If its producers have their way, the Aretha Franklin concert documentary Amazing Grace will become even more amazing in the future.
With the long-delayed documentary of the late Queen of Soul’s recording of her Grammy Award-winning 1972 Amazing Grace gospel album rolling into wide release next month, plans are already afoot to expand the project for a home video release. “There’s going to be some great specials,” co-producer Tirrell D. Whittley promised Billboard on Monday night — what would have been Franklin’s 77th birthday — during a premiere screening at the Detroit Film Theatre in her hometown. “There’s some great special clips. There’s some songs that aren’t in the movie. There’s 20 hours of footage; Everything couldn’t be packed into 87 minutes.”
Alan Elliott, the producer who finished the film the late Sydney Pollack shot during Franklin’s two concerts at the New Temple Missionary Baptist Church in Los Angeles on Jan. 13-14, 1972, struck a more reserved tone but made it clear there’s an intent for people to see more of what transpired at the event, which yielded the best-selling gospel album of all time. “Every day there is something business-wise now that people have caught the holy spirit,” Elliott said. “All we do all day is try to fight off people at my heels. But we will get out there and there will be DVDs.”

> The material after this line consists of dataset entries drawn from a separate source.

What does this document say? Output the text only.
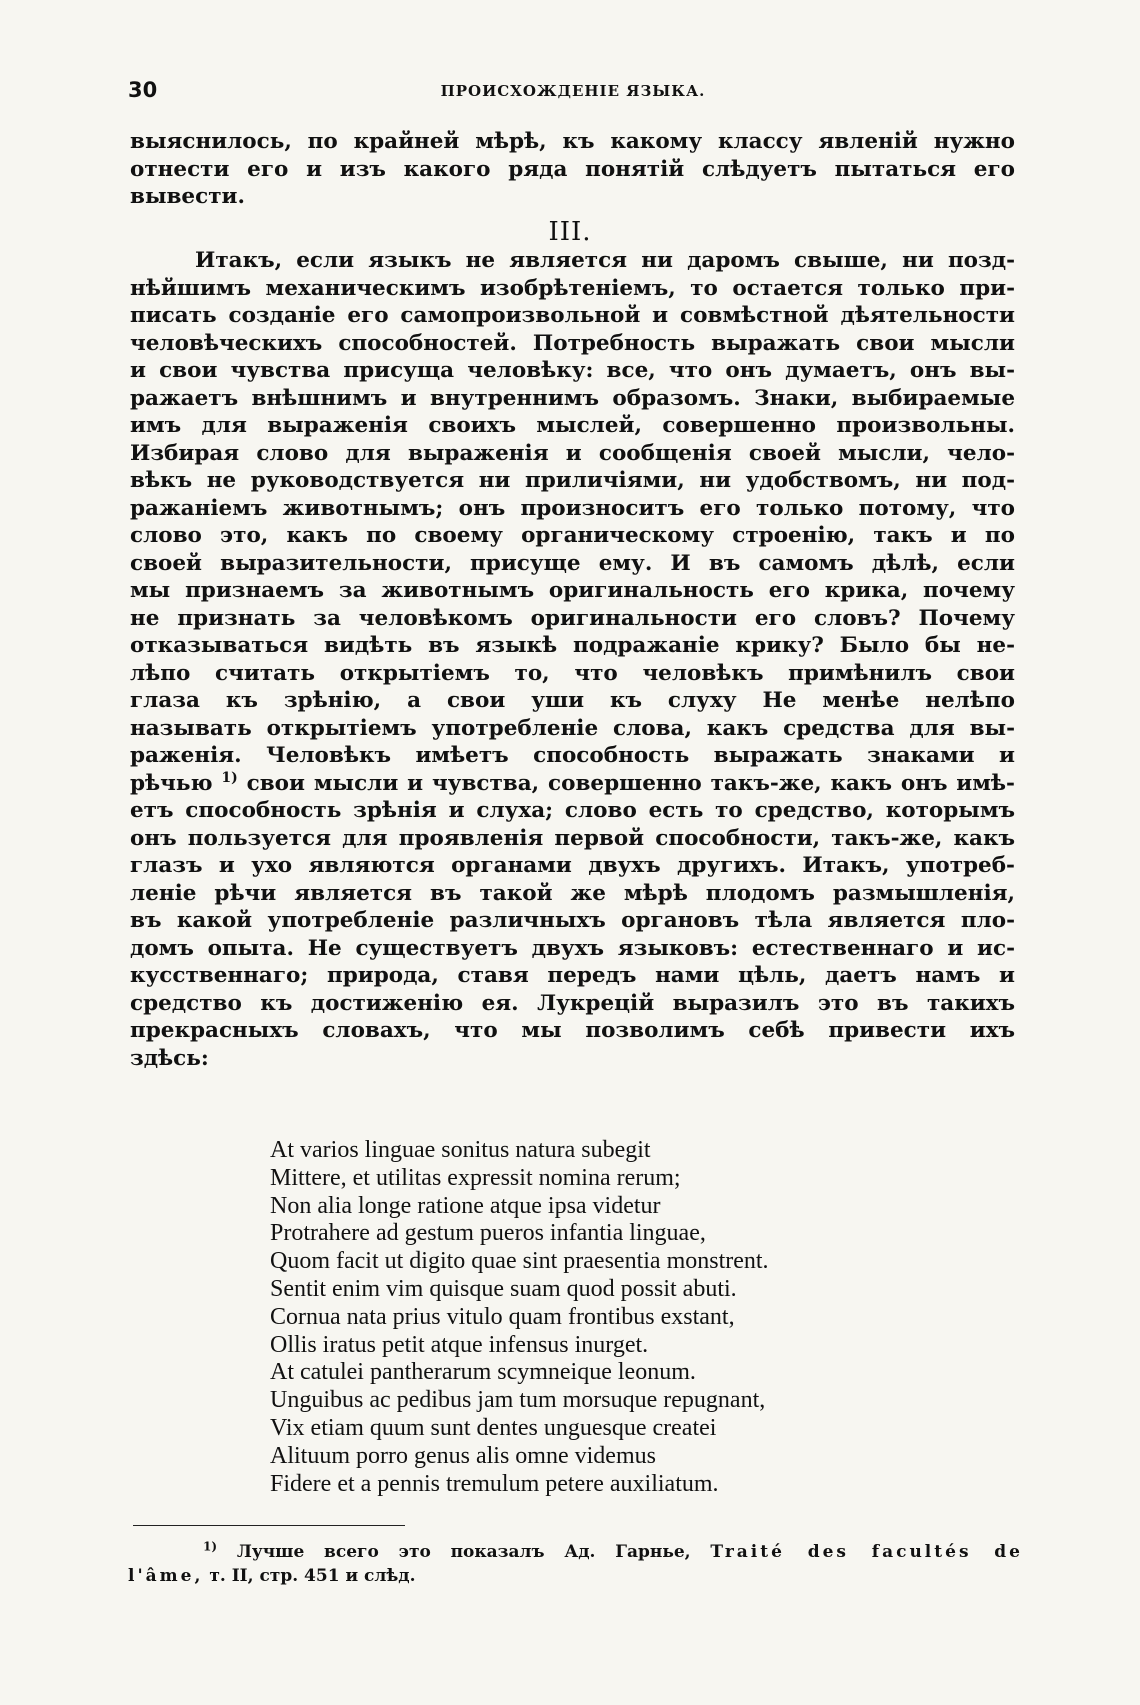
30	ПРОИСХОЖДЕНІЕ ЯЗЫКА.
выяснилось, по крайней мѣрѣ, къ какому классу явленій нужно
отнести его и изъ какого ряда понятій слѣдуетъ пытаться его
вывести.
III.
Итакъ, если языкъ не является ни даромъ свыше, ни позд-
нѣйшимъ механическимъ изобрѣтеніемъ, то остается только при-
писать созданіе его самопроизвольной и совмѣстной дѣятельности
человѣческихъ способностей. Потребность выражать свои мысли
и свои чувства присуща человѣку: все, что онъ думаетъ, онъ вы-
ражаетъ внѣшнимъ и внутреннимъ образомъ. Знаки, выбираемые
имъ для выраженія своихъ мыслей, совершенно произвольны.
Избирая слово для выраженія и сообщенія своей мысли, чело-
вѣкъ не руководствуется ни приличіями, ни удобствомъ, ни под-
ражаніемъ животнымъ; онъ произноситъ его только потому, что
слово это, какъ по своему органическому строенію, такъ и по
своей выразительности, присуще ему. И въ самомъ дѣлѣ, если
мы признаемъ за животнымъ оригинальность его крика, почему
не признать за человѣкомъ оригинальности его словъ? Почему
отказываться видѣть въ языкѣ подражаніе крику? Было бы не-
лѣпо считать открытіемъ то, что человѣкъ примѣнилъ свои
глаза къ зрѣнію, а свои уши къ слуху Не менѣе нелѣпо
называть открытіемъ употребленіе слова, какъ средства для вы-
раженія. Человѣкъ имѣетъ способность выражать знаками и
рѣчью $^{1)}$ свои мысли и чувства, совершенно такъ-же, какъ онъ имѣ-
етъ способность зрѣнія и слуха; слово есть то средство, которымъ
онъ пользуется для проявленія первой способности, такъ-же, какъ
глазъ и ухо являются органами двухъ другихъ. Итакъ, употреб-
леніе рѣчи является въ такой же мѣрѣ плодомъ размышленія,
въ какой употребленіе различныхъ органовъ тѣла является пло-
домъ опыта. Не существуетъ двухъ языковъ: естественнаго и ис-
кусственнаго; природа, ставя передъ нами цѣль, даетъ намъ и
средство къ достиженію ея. Лукрецій выразилъ это въ такихъ
прекрасныхъ словахъ, что мы позволимъ себѣ привести ихъ
здѣсь:
At varios linguae sonitus natura subegit
Mittere, et utilitas expressit nomina rerum;
Non alia longe ratione atque ipsa videtur
Protrahere ad gestum pueros infantia linguae,
Quom facit ut digito quae sint praesentia monstrent.
Sentit enim vim quisque suam quod possit abuti.
Cornua nata prius vitulo quam frontibus exstant,
Ollis iratus petit atque infensus inurget.
At catulei pantherarum scymneique leonum.
Unguibus ac pedibus jam tum morsuque repugnant,
Vix etiam quum sunt dentes unguesque createi
Alituum porro genus alis omne videmus
Fidere et a pennis tremulum petere auxiliatum.
$^{1)}$ Лучше всего это показалъ Ад. Гарнье, Traité des facultés de
l'âme, т. II, стр. 451 и слѣд.
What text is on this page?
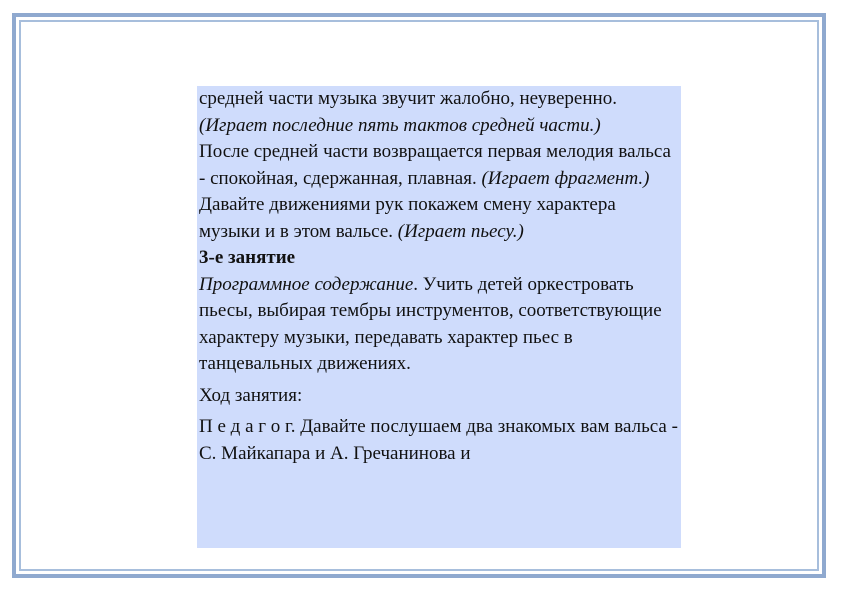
средней части музыка звучит жалобно, неуверенно. (Играет последние пять тактов средней части.)

После средней части возвращается первая мелодия вальса - спокойная, сдержанная, плавная. (Играет фрагмент.) Давайте движениями рук покажем смену характера музыки и в этом вальсе. (Играет пьесу.)

3-е занятие

Программное содержание. Учить детей оркестровать пьесы, выбирая тембры инструментов, соответствующие характеру музыки, передавать характер пьес в танцевальных движениях.

Ход занятия:

П е д а г о г. Давайте послушаем два знакомых вам вальса - С. Майкапара и А. Гречанинова и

And more, in fact. The Detroit screening is kicking off an Amazing Grace tour during which the producers — Elliott, Whittley and Franklin’s niece Sabrina Owens — will be accompanied by Dr. Bishop William J. Barber II, who eulogized Franklin at her funeral last August and will speak before a planned set of screenings. The film will return to New Temple Missionary on March 31, with screenings also scheduled for the Martin Luther King Museum in Atlanta, the Civil Rights Museum in Montgomery, Ala., at the Stellar Awards and the NAACP Image Awards and for the Black Congressional Caucus in Washington, D.C. Longtime Franklin executive producer Clive Davis and the Rev. Al Sharpton are hosting an April 2 screening in New York City, while other stops are planned around the country — including summer amphitheaters such as the Hollywood Bowl “so people can enjoy it in a communal setting,” according to Elliott.
“It’s a eulogy to her life, the movie,” noted Elliott, a former Atlantic Records staffer who was brought into the project 29 years ago by Amazing Grace album co-producer Jerry Wexler and was able to show it to Franklin before she passed away. “It allows those of us now to experience and have that sense of seeing Aretha at the height of her heights, in the holiest of holies.”
Monday’s Detroit screening was a de facto party for Franklin, who was known for lavish birthday celebrations when she was alive. Family members — including sons Clarence, Edward and Kel — and friends, including Motown great and fellow Rock and Roll Hall of Famer Martha Reeves and boxing champion Thomas Hearns, gathered for an early black-tie reception at the Charles H. Wright Museum of African American History before attending the screening, and then held an afterglow in the Detroit Institute of Arts.
“If she were here she would’ve had a grand party with a beautiful cake and flowers, and everybody would have been dressed up like we are tonight,” sister-in-law Earline Franklin said. She noted that though Franklin resisted Amazing Grace’s release for most of her life, she would have been happy with the finished version. “They had a little negotiation, but who doesn’t negotiate,” Earline Franklin said. “If you don’t negotiate, you don’t get what you want. I’m just so excited that it finally got out of the can and is getting into movie theaters so everyone can see it.”
Producer Whittley declared Detroit “ground zero” for Amazing Grace’s success. “This is where it started,” he noted. “We’re going to have to win Detroit if we’re going to win anywhere else.” He encouraged those at the film to share their impressions via social media and generate the same kind of word-of-mouth excitement that staked Jordan Peele’s new horror film Us to a $71 million opening weekend.
Barber, meanwhile, primed the crowd for a special experience. “Tonight we don’t welcome you to the theater — we welcome you to the freedom church!” he bellowed. “Come on to church, y’all, church that points us all to something higher…where you can be free, where you can sing ’til the power of the lord comes down.” He also led the crowd in singing “Happy Birthday” to Franklin after the screening.
And that power was certainly felt by Elliott, who labored so long to bring Amazing Grace to the screen. “It’s very emotional. To have her birthday, to have Rev. Barber here, to be in her hometown with her family, to be her with the movie, to premiere the movie…there’s no real import, right,” he said with a laugh.